Our Lord Jesus Christ Himself comes into our midst so that we can fall before Him, thanking Him, praising Him, and offering a Eucharistic sacrifice at His altar, eating and drinking the gifts of the Lord’s grace incarnate, all unto the forgiveness of sins and everlasting life.
This, dear brothers and sisters, is why we take a moment, like the Tenth Leper, take a little pause. To stop. To relax. To take a breath. To just think. For in that holy reflection upon what our Lord has done for us, we are led to continually return to the source of our comfort, joy, and life. When we do take the time to meditate on the benefits the Lord gives us, in spite of our unworthiness, we can do nothing else but worship our God in the flesh and to eat the holy Thanksgiving meal that we offer as a feast of victory for our God, but which is even more importantly, a feast offered by our victorious God as a feast of victory for us, for our benefit, for the forgiveness of sins, a victory over the fallen world, over disease, over our mortality, and over evil itself.

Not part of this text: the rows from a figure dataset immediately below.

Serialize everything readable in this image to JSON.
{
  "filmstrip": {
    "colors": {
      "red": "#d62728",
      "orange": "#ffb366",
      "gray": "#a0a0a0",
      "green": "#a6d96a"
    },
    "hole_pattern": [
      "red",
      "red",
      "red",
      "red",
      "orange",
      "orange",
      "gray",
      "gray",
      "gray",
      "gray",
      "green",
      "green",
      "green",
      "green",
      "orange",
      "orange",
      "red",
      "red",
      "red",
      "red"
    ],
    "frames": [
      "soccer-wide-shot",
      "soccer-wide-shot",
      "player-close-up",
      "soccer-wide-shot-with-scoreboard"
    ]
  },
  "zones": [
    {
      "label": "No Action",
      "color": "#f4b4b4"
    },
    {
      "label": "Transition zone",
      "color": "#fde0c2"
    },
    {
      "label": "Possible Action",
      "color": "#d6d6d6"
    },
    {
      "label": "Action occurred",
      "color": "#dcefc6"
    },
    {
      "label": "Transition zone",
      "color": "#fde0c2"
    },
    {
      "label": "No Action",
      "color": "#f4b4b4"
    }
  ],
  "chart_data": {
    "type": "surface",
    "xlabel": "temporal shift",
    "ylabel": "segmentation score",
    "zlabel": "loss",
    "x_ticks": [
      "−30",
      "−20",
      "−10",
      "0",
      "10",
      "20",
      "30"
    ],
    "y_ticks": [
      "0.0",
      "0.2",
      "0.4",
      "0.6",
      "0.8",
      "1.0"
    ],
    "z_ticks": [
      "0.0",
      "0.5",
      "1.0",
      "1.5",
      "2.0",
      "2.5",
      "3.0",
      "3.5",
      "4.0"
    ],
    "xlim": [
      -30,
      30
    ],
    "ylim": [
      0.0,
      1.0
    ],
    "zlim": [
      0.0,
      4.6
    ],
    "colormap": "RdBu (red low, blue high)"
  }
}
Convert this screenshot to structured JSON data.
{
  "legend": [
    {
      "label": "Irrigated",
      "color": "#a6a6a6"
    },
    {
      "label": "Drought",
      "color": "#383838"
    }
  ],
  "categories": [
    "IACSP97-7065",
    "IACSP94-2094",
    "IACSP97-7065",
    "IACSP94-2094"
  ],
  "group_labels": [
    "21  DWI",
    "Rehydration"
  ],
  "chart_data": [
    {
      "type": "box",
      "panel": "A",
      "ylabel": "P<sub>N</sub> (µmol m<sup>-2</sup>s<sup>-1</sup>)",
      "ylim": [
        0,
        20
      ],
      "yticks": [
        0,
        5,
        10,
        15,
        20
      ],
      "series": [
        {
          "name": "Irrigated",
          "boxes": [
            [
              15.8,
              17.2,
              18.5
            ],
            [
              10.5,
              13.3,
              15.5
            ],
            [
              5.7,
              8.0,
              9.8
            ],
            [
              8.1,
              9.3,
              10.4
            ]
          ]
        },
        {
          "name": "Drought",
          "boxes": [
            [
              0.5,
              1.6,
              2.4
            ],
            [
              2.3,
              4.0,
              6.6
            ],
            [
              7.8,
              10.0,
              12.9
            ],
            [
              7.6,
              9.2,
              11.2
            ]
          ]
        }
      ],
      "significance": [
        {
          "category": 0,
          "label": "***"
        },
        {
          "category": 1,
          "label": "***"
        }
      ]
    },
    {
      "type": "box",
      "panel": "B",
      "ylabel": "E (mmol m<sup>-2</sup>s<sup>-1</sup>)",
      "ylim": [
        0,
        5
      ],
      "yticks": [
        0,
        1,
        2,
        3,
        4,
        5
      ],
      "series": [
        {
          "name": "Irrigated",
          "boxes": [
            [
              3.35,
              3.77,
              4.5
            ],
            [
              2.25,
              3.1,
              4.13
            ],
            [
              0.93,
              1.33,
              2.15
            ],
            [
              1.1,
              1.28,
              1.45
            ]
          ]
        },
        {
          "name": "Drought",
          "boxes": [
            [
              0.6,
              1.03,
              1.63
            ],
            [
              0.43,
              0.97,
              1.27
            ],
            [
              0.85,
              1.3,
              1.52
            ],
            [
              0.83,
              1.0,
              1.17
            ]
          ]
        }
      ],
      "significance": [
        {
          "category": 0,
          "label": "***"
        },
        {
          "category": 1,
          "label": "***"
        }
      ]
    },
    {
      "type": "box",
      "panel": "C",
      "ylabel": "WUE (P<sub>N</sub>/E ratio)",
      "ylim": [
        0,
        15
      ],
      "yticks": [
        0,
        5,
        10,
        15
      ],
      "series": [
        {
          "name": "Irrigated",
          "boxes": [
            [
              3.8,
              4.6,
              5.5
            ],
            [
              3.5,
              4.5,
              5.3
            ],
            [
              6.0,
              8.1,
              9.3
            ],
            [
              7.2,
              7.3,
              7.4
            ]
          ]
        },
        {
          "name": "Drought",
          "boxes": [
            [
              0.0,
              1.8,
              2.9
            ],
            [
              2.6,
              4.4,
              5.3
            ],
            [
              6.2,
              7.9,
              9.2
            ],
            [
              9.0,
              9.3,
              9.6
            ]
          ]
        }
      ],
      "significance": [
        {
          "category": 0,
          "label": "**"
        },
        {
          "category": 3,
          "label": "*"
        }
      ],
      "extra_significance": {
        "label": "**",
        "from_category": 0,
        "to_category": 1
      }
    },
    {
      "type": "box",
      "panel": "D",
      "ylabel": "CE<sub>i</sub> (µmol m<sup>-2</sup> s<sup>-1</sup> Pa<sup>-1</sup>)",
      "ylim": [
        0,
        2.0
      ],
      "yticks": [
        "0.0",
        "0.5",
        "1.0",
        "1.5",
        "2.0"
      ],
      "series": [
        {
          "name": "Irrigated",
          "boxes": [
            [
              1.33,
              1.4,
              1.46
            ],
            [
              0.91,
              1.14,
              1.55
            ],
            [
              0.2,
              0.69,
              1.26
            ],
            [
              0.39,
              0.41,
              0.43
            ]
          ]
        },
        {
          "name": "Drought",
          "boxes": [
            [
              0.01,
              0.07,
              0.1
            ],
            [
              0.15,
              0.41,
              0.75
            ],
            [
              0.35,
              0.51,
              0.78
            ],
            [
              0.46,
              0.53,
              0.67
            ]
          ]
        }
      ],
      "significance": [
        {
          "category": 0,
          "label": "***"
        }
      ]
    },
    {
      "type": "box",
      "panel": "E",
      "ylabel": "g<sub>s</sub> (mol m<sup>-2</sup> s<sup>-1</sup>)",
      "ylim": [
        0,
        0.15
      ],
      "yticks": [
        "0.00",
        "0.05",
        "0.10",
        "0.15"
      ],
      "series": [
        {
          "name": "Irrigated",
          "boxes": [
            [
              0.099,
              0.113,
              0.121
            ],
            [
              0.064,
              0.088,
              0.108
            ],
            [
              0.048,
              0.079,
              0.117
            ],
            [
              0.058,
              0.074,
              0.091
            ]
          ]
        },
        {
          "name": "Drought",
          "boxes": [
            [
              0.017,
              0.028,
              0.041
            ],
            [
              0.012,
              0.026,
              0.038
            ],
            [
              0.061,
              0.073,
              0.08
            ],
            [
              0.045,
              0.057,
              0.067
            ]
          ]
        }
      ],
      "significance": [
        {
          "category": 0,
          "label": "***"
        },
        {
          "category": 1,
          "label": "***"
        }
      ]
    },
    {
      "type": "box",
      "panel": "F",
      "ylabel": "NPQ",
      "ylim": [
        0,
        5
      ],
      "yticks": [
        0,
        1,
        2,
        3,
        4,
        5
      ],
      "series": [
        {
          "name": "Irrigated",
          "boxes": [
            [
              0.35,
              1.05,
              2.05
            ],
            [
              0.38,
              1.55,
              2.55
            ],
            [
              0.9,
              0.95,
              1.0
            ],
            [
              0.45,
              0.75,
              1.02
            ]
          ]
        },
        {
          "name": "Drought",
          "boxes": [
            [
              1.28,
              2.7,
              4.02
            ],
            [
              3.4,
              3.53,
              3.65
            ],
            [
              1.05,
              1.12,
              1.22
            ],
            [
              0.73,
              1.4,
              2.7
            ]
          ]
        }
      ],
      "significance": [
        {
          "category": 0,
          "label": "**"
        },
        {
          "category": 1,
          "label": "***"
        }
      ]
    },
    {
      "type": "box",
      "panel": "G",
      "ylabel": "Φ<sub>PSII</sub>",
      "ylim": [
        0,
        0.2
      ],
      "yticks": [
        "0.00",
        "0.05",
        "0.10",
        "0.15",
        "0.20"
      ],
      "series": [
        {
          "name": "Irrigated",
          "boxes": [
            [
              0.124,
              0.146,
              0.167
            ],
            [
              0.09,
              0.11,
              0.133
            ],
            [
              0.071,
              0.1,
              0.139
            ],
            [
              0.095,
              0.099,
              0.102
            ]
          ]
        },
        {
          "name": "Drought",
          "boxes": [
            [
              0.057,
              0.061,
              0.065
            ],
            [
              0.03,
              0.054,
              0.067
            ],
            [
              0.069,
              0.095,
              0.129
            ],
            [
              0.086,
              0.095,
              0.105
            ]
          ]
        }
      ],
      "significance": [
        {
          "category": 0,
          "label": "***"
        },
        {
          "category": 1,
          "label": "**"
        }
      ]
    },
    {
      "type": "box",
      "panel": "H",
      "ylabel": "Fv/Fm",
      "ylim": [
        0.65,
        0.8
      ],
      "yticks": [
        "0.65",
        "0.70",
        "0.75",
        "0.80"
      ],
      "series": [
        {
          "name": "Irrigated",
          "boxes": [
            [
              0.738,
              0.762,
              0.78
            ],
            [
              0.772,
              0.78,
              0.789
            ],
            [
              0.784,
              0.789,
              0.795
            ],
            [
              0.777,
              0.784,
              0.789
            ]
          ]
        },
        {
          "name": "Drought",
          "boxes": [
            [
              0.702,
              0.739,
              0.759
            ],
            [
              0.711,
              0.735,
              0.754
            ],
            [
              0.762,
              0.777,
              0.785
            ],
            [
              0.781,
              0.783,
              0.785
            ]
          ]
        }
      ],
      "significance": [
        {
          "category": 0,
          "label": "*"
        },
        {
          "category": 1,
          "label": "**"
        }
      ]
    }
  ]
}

And we join the former leper in reverent worship before the Lord Jesus even as we pray:
What shall I render to the Lord for all His benefits to me? I will offer the sacrifice of thanksgiving and will call on the name of the Lord. I will take the cup of salvation and will call on the name of the Lord. I will pay my vows to the Lord now in the presence of all His people, in the courts of the Lord’s house, in the midst of you, O Jerusalem.
“O give thanks unto the Lord, for He is good, and His mercy endures forever.” Amen.
In the name of the Father and of the + Son and of the Holy Spirit. Amen.